We Are Not Like Them(6)
“The glam life of a cop’s wife.”
Jen bites the edge of her bottom lip, a lifelong nervous habit that’s left her with a tiny white scar. “I wish. It’s been hard. The holidays are such a shit time to be a cop. Thanksgiving and Christmas are supposed to be, like, the happiest time of year for most people, but there are way more calls, more domestics, and a lot more suicides. Kevin had to go to one last week—day after Thanksgiving, guy hung himself in the backyard from his daughter’s swing set. So awful, right? He left a note taped to the swings that said he couldn’t fight the demons. It messed Kevin up for days. He doesn’t say anything, but I can tell. It’s too much for the cops… to be the social workers, the therapists…. Anyway, enough about that. God, so depressing. How’s Gigi?”
For as long as Jen has known her, she has called my grandmother by the same nickname my brother, Shaun, and I use, the one I gave Gigi when I was first learning to talk and couldn’t say “Grandma.” Of course, Gigi loves this, since Jen is basically her granddaughter too. I tease her that she loves Jen more than me and vice versa. Ever since the very first day Jenny came to the day care that Gigi ran out of our house, the one she started when she moved in with us after Grandpa died and she retired from thirty years at Bell Atlantic, she took a special shine to Jenny, calling her “my little firecracker.”
I always rib Gigi about this. “But can we trust her, you know, her being white and all?”
To which Gigi responds with the utmost sincerity: “Oh, baby, you know Jenny is different. She isn’t like the rest of them.” It was too funny since I can bet on the number of times people have said that about me.
“I overheard my mom talking to Pastor Price about needing to think about ‘the arrangements’ for Gigi and I got so angry. Like Mom was acting like she was already gone.”
Jen puts her hand on my arm. “Gigi’s a fighter, Rye. She’s still got a lot of life in her.”
“I don’t know…. The dialysis isn’t cutting it anymore, and there’s just not much else the doctors can do.” I pause for a moment, worried I’m going to sound crazy, but then I tell her anyway. “Gigi’s been haunting me. I hear her voice everywhere, Jenny, and it makes me feel like I’m losing my mind.”
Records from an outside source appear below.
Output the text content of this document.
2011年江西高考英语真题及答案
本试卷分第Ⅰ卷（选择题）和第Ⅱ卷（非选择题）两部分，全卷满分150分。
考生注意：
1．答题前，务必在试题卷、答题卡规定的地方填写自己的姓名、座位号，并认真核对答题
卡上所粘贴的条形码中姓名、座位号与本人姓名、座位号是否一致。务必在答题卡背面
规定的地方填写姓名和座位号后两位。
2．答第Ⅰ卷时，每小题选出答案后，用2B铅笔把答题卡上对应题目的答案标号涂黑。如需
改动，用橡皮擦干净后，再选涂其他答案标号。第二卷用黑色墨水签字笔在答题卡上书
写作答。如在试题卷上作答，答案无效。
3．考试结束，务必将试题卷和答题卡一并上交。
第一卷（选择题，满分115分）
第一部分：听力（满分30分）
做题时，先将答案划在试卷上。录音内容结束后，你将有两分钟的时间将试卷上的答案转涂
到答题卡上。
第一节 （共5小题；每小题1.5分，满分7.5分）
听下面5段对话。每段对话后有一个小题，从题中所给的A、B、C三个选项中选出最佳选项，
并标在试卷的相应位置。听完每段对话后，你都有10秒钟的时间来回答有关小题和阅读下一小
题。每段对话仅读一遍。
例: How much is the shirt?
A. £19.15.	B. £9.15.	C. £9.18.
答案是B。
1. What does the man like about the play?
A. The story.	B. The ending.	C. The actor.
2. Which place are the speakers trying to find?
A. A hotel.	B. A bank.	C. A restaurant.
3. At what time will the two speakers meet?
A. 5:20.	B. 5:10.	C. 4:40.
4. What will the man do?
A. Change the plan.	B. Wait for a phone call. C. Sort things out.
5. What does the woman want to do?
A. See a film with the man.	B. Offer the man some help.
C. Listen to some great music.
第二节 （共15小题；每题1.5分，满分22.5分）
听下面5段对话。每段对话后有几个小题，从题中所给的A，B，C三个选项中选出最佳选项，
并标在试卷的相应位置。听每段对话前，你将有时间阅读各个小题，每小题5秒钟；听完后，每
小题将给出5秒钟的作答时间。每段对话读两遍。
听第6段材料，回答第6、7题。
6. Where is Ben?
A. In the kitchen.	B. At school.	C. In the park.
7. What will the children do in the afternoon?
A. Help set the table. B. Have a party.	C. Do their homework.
“Is she reminding you that nice girls wear pantyhose?” Jen scrunches up her face and cackles, so loudly people look over again. She’s clearly thinking about the time Gigi insisted Jenny borrow a pair of her stockings to wear to church one Sunday after she’d slept over, even though the Hanes Her Way were two shades too brown for Jenny’s pale legs.
“It’s not funny!” I say. “Maybe I’m losing it.”
“Shut your mouth. You’re not crazy. You’re worried about her. You love her. And you got a lot going on.” Jen rubs the knot between my shoulder blades. “I should go see her.”
“Yeah, she’d love that. She was asking about you, and I told her I was seeing you tonight. She’ll want to rub your tummy and tell you the baby’s future. Who they’re gonna marry, when they’ll be elected president…”
“You know because of Gigi I grew up thinking all Black people were psychic.”
“It’s not psychic. It’s the tingles.”
Gigi always claimed that the women in the Wilson family had a touch of the “tingles,” a sense of knowing the future.
I’m about to remind Jen of the time we tried to convince Gigi to let us charge the kids at school for her psychic readings when I see the moment has taken a turn. Jen is staring off into space, brows knitted. “Don’t you wish you really could see the future, Rye? I just want to know everything’s going to be okay. He, she… it’s all going to be okay, right?”
Jenny and I were always making wishes together as kids—for our crushes to notice us, for Juicy sweat suits our parents couldn’t afford, for boobs. She’d offer a fallen eyelash on the tip of her finger and tell me to blow. She would get annoyed when I wouldn’t tell her my wishes, the ones I was too embarrassed about or most wanted to come true; I didn’t want to risk ruining my chances.
I grab Jen’s hand to reassure us both.
“Is this the hormones? A second ago we were toasting to all our dreams coming true. Of course the baby’s fine. Little Bird is healthy and happy and can’t wait to make fun of their mama with me.”
When Jenny first starting calling the baby “Little Bird” after the Philadelphia Eagles mascot, it sounded like the corniest thing I’d ever heard, but over time I’ve decided it’s sort of cute. I even found these adorable onesies on Etsy with baby birds and bought twenty of them that I’m planning to string up at her baby shower. Also, a shirt for her that reads, “Momma Bird.” So I have done something for the shower, even if it was without Cookie’s approval, which I suspect isn’t going to go over too well.
“I’m just freaked out, you know. The closer I get…” Jen stops and looks down at her stomach again. “The scarier it is. There are so many things that can go wrong. You know what I mean?”
I know exactly what she means—the biting fear that everything you’ve worked for can disappear in a second, that you can bust your butt, do everything right, and it won’t matter one bit. I know it all too well.